Global crop production soared this year just as demand growth started to slow, most notably in the biofuel sector, which is becoming a mature industry, Boersch said.

The trend to lower crop prices hit home last week when nearby canola futures dropped almost $20 per tonne to account for the huge Canadian crop.

However, Boersch doesn’t think there will be a market disaster be-cause following a short-term reaction to the Statistics Canada report, canola’s price should rise to reflect its constituent parts, oil and meal, which follow soybean oil and meal prices.

“Will a record Canadian crop collapse canola prices? The answer is no because canola is not the price determining factor for the major oilseeds,” she said.

Canada might be the biggest exporter of canola-rapeseed, but rapeseed is a minor part of world oilseeds.

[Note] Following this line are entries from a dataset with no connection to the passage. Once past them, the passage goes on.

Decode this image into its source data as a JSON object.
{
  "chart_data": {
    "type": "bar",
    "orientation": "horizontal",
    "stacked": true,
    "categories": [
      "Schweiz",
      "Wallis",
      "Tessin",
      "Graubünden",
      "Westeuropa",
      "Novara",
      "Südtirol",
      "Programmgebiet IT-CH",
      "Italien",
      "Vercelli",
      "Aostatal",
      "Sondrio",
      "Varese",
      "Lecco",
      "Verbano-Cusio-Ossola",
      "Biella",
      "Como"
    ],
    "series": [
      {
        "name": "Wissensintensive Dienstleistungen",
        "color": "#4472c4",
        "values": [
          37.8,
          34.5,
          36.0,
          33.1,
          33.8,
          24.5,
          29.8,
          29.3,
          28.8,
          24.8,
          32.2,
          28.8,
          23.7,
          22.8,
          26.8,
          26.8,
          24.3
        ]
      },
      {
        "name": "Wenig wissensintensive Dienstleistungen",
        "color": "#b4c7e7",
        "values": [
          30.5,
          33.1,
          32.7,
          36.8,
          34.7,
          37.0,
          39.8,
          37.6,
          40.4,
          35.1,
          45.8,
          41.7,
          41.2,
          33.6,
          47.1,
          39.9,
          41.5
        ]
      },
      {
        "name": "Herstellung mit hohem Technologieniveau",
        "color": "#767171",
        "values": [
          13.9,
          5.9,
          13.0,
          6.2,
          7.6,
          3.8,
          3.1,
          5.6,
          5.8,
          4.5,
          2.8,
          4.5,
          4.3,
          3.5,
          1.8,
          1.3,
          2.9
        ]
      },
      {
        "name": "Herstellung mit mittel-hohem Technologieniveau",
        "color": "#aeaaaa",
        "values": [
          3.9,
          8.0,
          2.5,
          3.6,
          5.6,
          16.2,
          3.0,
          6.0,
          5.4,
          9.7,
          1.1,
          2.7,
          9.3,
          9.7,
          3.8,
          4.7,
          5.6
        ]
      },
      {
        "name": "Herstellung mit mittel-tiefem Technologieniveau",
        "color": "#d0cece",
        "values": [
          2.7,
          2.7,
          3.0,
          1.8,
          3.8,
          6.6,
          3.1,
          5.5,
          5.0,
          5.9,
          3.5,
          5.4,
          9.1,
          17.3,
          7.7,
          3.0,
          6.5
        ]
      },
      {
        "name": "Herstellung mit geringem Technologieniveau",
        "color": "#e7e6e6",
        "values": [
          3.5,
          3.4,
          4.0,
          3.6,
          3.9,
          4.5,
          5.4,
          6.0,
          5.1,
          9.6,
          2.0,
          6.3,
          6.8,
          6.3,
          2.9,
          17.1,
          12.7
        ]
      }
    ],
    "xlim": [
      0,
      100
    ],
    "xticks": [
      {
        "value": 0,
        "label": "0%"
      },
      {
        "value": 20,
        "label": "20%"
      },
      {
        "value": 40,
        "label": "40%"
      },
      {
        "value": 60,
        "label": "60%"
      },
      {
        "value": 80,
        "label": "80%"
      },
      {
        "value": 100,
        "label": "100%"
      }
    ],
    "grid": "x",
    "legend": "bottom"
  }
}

Rapeseed makes up 13.5 percent of oilseed production and 10 percent of trade, while soybeans account for 57 percent or production and 85 percent of trade.

Soybean prices are down from last year but well supported, at least through the winter.

“The U.S. will actually run a fairly tight carryout at the end of the year,” she said. “They are very front end loaded on their exports.”

Canola prices have become attractive compared to soybeans, she said Dec. 5, before steep canola price declines Dec. 6 and 9.

“Right now we are about 13 percent, or 12.5 percent cheaper in canola than on soybean. That is why we think the Chinese will continue to buy as much canola seed as we can ship.”

Boersch is optimistic that canola exports could climb as high as 8.5 million tonnes from 7.26 million last year.

The caveat is the Canadian rail system. Boersch was irked when federal agriculture minister Gerry Ritz said early in the crop year that he was satisfied with movement.

“It is unacceptable. We are not positive on transportation,” she said.

“We have talked about this for the last 30 years. It is holding us back because we spend money on market development and then we can’t ship it.”

More downward pressure could be felt in oilseeds as spring approaches.

If South America harvests a record soybean crop, its impact will likely be greatest in May when farmer and exporters are trying to move as much as they can because of limited on-farm shortage.

As well, the corn-soybean price ratio favours soybean seeding in the United States. As a result, Canadian farmers should try to price most of their canola before then to avoid spring price weakness.

It could take a few years to work through the surplus crop stocks, but Boersch remains optimistic in the longer term.

“We are driving toward, in 2050, in excess of nine billion people. It is still a challenge to feed all those people and we need to keep increasing production.”

She said recent reforms proposed by China’s government, such as granting property rights to citizens, could ultimately increase incomes there and rebuild the annual growth in food demand.